Он здесь гость. Он всегда был гостем. С того самого дождливого дня, когда странные дяди с наганами на боку повели его матушку Подогородцами вниз, к Портомою, – и пропала она в пелене дождя. Навсегда.
А бабушка Дарья, сколько могла, ходила за ними, несчастными, – за Боренькой, Оленькой, Манечкой, а когда совсем невмоготу стало, когда тяжело заболела Оленька и померла, Царство ей Небесное, испугалась Дарья, что и других не поднять ей одной, и решилась отдать Манечку с Боренькой в школу-интернат, что открылась в Покрове. И с тех пор стали они приезжать к бабушке на каникулы, на воскресные дни.
И она всегда встречала их радостно, как самых дорогих гостей, угощала блинами да колобами, а в понедельник, рано утром, провожала Подогородцами до Большой дороги к рейсовому автобусу.

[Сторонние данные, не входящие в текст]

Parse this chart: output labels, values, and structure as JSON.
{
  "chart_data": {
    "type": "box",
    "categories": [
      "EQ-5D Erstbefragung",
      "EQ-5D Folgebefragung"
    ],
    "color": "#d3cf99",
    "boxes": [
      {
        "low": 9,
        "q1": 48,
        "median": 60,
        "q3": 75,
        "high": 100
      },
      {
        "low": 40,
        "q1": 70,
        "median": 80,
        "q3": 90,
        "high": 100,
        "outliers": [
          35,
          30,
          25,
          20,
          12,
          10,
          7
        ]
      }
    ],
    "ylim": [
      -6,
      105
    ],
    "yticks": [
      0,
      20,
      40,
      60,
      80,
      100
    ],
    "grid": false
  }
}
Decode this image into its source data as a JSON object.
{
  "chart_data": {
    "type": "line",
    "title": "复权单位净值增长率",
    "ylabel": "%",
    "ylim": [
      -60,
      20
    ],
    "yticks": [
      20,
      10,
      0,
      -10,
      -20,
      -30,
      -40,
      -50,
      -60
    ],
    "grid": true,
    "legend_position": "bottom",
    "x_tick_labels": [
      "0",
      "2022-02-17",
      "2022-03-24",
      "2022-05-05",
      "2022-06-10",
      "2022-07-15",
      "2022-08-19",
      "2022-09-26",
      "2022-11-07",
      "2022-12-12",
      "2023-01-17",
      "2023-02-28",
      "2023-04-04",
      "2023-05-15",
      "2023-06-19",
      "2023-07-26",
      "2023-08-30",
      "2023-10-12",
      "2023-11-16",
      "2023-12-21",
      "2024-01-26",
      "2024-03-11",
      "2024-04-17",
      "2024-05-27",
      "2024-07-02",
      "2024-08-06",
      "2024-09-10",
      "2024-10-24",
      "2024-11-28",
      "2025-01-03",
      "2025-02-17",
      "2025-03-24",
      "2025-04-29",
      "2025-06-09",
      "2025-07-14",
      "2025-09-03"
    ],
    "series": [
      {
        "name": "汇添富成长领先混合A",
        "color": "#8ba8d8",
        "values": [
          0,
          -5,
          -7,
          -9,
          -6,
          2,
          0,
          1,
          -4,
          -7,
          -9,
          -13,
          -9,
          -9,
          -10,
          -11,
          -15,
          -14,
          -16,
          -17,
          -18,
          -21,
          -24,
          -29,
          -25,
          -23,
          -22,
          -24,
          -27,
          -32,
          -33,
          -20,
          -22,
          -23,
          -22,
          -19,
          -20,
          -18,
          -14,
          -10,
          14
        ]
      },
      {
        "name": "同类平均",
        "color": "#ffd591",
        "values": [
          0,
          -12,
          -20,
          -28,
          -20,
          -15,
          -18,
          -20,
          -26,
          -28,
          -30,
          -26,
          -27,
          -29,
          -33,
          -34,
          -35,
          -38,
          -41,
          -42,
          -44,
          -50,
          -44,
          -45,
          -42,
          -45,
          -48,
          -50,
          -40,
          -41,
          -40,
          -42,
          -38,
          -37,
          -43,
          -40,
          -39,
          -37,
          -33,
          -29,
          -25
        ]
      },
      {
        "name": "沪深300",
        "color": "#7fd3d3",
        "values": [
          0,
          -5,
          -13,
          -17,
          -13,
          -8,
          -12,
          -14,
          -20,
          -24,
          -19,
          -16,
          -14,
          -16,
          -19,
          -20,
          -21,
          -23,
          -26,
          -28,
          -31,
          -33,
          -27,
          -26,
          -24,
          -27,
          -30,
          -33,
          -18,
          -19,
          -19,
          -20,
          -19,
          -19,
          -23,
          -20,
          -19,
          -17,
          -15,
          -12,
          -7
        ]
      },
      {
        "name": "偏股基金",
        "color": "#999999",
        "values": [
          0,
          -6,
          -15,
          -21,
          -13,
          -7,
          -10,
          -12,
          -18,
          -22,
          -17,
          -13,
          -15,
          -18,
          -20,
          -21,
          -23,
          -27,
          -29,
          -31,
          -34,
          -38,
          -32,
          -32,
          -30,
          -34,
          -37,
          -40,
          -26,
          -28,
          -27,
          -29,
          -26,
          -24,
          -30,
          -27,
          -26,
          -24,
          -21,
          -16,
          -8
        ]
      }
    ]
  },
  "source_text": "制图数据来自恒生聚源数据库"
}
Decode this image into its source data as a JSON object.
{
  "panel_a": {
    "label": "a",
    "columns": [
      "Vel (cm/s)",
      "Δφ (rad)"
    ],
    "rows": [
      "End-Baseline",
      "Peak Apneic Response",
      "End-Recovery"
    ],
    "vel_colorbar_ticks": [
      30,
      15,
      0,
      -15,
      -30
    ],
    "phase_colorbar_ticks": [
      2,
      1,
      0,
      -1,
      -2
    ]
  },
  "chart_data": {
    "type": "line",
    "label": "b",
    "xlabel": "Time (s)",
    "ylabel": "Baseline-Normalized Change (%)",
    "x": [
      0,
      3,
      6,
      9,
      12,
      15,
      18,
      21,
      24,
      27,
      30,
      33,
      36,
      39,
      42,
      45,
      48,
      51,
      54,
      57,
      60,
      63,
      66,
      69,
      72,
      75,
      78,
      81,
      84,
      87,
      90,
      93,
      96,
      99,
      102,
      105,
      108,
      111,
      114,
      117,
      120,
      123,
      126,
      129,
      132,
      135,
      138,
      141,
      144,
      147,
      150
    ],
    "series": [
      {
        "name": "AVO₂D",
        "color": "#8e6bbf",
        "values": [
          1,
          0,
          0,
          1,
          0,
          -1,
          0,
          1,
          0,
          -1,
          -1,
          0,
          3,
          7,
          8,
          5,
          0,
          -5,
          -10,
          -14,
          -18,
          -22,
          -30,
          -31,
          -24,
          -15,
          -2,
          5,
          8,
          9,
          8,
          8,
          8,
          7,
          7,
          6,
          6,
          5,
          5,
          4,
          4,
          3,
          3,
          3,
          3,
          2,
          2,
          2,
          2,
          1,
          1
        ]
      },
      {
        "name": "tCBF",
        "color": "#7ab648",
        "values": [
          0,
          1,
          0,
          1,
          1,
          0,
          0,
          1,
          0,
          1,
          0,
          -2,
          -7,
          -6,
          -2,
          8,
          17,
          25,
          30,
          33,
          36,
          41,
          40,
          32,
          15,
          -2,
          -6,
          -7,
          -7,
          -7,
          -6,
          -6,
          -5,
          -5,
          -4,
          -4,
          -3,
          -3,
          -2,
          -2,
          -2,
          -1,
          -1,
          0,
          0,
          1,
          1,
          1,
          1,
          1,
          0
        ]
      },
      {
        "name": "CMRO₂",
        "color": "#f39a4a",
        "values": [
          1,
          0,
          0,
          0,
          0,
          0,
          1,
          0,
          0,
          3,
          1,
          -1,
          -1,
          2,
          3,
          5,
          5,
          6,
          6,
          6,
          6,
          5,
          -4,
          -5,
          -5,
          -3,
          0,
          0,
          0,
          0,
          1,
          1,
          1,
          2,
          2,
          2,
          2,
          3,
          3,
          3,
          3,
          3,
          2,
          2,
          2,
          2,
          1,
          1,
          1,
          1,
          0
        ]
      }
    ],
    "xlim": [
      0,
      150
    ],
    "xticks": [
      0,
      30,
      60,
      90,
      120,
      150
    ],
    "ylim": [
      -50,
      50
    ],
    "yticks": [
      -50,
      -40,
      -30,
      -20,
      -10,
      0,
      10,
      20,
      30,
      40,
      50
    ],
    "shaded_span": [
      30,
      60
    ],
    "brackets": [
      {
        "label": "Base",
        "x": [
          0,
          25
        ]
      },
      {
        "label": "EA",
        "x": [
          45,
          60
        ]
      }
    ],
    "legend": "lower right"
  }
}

И так из недели в неделю. Из месяца в месяц. Из года в год. Они стали интернатиками. А избу, в которой он родился, бабушка сначала сдавала школьным учительницам, а потом и продала им в те трудные годы, когда Маня и Борис заканчивали школу и поступали учиться: нужны были деньги. А теперь стоит эта изба, бесхозная, с провалившейся крышей, в зарослях черемух. Он всю жизнь мечтал иметь свой дом, но мечты так и остались мечтами. Дома нет (городскую квартиру он никогда не считал домом, называл ее клеткой). Нет. Не будет никогда. Так он чувствовал теперь. Время ушло. Если даже он сейчас построит дом, кто будет жить в нем? Супруга-горожанка? Дети, выросшие в городе? Дома нет. Он рухнул в тот страшный день, когда увели из дома отца, обезумевшую от горя мать.